La scène se passe dans un Orient imaginaire où les hommes sont soumis au cycle des réincarnations.
Le poème est en vers blancs.
Traduction : par A.Savine et M. George-Michel, Chansons de la Chambrée, L’Edition Française Illustrée, 1920.(voir plus bas)
Evarra et ses Dieux
Lisez ceci :
Voici l'histoire d'Evarra — homme —
Faiseur de Dieux dans les contrées au-delà des mers.
Parce que la ville lui offrait son or,
Parce que les caravanes lui apportaient des turquoises,
Parce que sa vie était protégée par le Roi,
Afin qu'aucun homme ne le blesse, qu'aucun ne le vole,
Ou trouble son repos par le brouhaha des rues
Quand, las après son labeur, il façonna
Une image de son Dieu en or et en perles,
Avec un diadème de turquoise et des yeux humains,
Une merveille sous le soleil, connue de loin,
Et vénérée par le roi ; mais, ivre d’orgueil,
Parce que la ville se prosternait devant lui comme un Dieu,
Il écrivit au-dessus du sanctuaire : « Ainsi sont faits les Dieux,
« Et quiconque les fait autrement mourra. »
Et toute la ville le loua. . . . Puis il mourut.
Lisez ici l'histoire d'Evarra — homme —
Faiseur de Dieux dans les contrées au-delà des mers.
Parce que la ville n'avait aucune richesse à offrir,
Parce que les caravanes étaient pillées au loin,
Parce que sa vie était menacée par le Roi,
Et que tous les hommes le méprisaient dans les rues,
Il tailla la roche vive, dans la sueur et les larmes,
Et érigea un Dieu face à l'or du matin,
Une terreur sous le soleil, visible de loin,
Et vénérée par le roi ; mais, ivre d’orgueil,
Parce que la ville le suppliait de revenir,
Il grava sur le socle : « ainsi sont faits les dieux,
« Et quiconque les fait autrement mourra. »
Et tout le peuple le loua. . . . Puis il mourut.
Lisez ici l'histoire d'Evarra — homme —
Faiseur de Dieux dans les contrées au-delà des mers.
Parce qu’il vivait parmi des gens simples,
Parce que son village était entre les montagnes,
Parce qu’il s’enduisait les joues de sang de brebis,
Il tailla une idole dans un pin tombé,
Enduisit ses joues de sang, et cala un coquillage
Au-dessus de ses sourcils pour lui faire des yeux, et lui donna des cheveux
De mousse retombante, et de la paille tressée pour couronne
Et tout le village le loua pour son habileté,
Et lui apporta du beurre, du miel, du lait et du lait caillé.
C'est pourquoi, comme les acclamations le rendaient fou,
Il grava sur ce tronc : « Ainsi sont faits les dieux,
« Et quiconque les fait autrement mourra. »
Et tout le peuple le loua. . . . Puis il mourut.
Lisez ici l'histoire d'Evarra — homme —
Faiseur de Dieux dans les contrées au-delà des mers.
Car son Dieu décréta qu’un caillot de sang
Devait dévier d’un cheveu de la trajectoire du pouls,
Et lui irriter le cerveau ; Evarra fauchait seul,
Enveloppé de haillons, parmi le bétail dans les champs,
Comptant ses doigts, plaisantant avec les arbres,
Et se moquant de la brume, jusqu’à ce que son Dieu
Le contraigne au labeur.
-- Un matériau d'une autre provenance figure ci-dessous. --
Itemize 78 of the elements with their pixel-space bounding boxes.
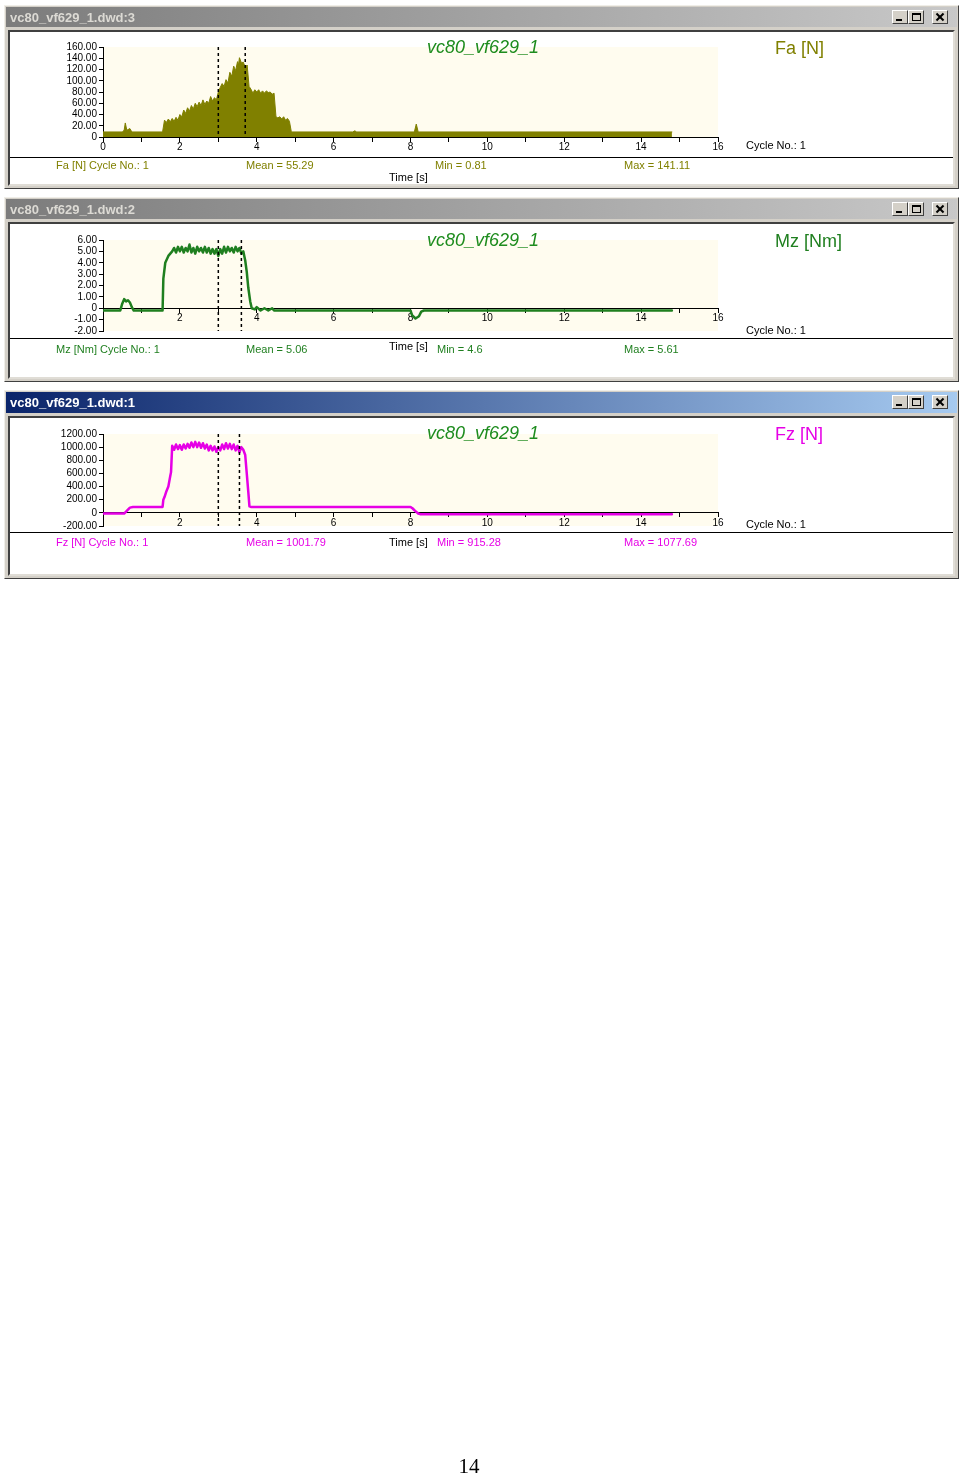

À partir de fumier et de cornes
Tombés dans la boue, il façonna un Dieu monstrueux,
Répugnant, difforme, couronné de touffes de plantain,
Et quand le bétail mugissait au crépuscule,
Il imaginait que c’était le tumulte de foules égarées,
Et hurlait parmi les bêtes : « Ainsi se font les dieux,
« Et quiconque les fait autrement mourra. »
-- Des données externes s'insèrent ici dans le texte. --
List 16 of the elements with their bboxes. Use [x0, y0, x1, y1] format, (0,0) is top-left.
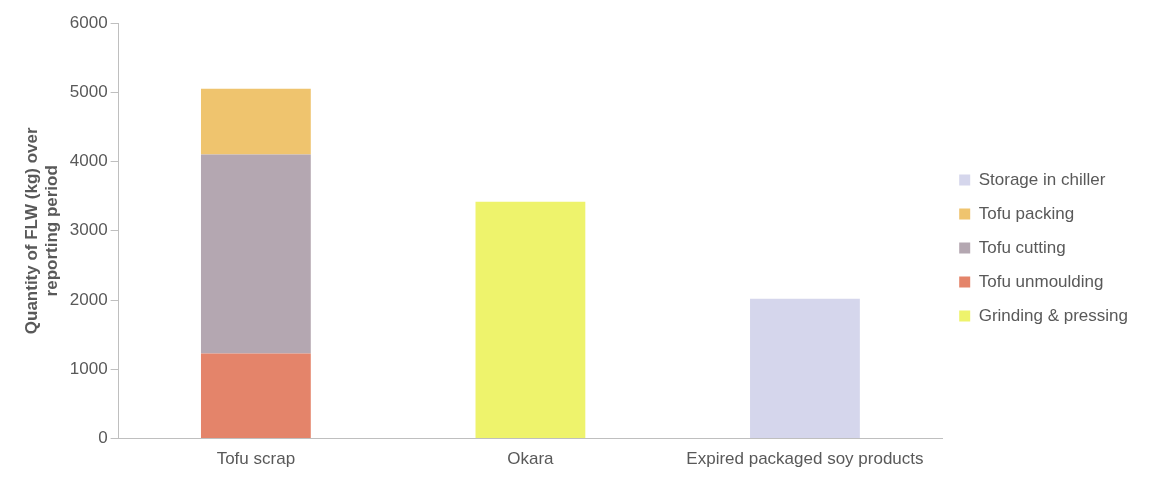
y-tick-label: 2000	[69, 289, 108, 309]
y-tick-label: 1000	[69, 359, 108, 379]
legend-label: Tofu packing	[978, 203, 1075, 223]
y-tick-label: 6000	[69, 12, 108, 32]
legend-label: Grinding & pressing	[978, 305, 1129, 325]
legend-label: Storage in chiller	[978, 169, 1106, 189]
x-tick-label: Okara	[507, 449, 555, 469]
legend-label: Tofu cutting	[978, 237, 1066, 257]
y-tick-label: 3000	[69, 220, 108, 240]
y-axis-title: Quantity of FLW (kg) over reporting period	[21, 127, 62, 335]
x-tick-label: Expired packaged soy products	[686, 449, 924, 469]
legend-label: Tofu unmoulding	[978, 271, 1104, 291]
y-tick-label: 4000	[69, 151, 108, 171]
x-tick-label: Tofu scrap	[216, 449, 296, 469]
y-tick-label: 5000	[69, 81, 108, 101]
y-tick-label: 0	[98, 428, 108, 448]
A cela, le bétail mugit. . . . Puis il mourut.
Pourtant, à la fin, il parvint au Paradis,
Et y trouva ses quatre Dieux, et ce qu’il avait écrit ;
Et s’étonna, étant tout près de Dieu,
Quel imbécile sur terre avait fait de son labeur la loi divine,
Jusqu’à ce que Dieu dise en se moquant : « Ne te moque pas. Ce sont les tiens. »
Alors Evarra s’écria : « J’ai péché ! » — « Non.
« Si tu avais écrit autrement, tes Dieux
« Seraient restés dans la montagne et la mine,
« Et je serais privé de quatre dieux merveilleux,
« Et de ta loi encore plus merveilleuse, Evarra. La tienne,
« Serviteur des foules hurlantes et des vaches mugissantes. »
Sur ce, la bouche souriante, mais les yeux baignés de larmes,
Evarra chassa ses Dieux du Paradis.
Voici l’histoire d’Evarra — homme —
Créateur de Dieux dans des contrées au-delà des mers.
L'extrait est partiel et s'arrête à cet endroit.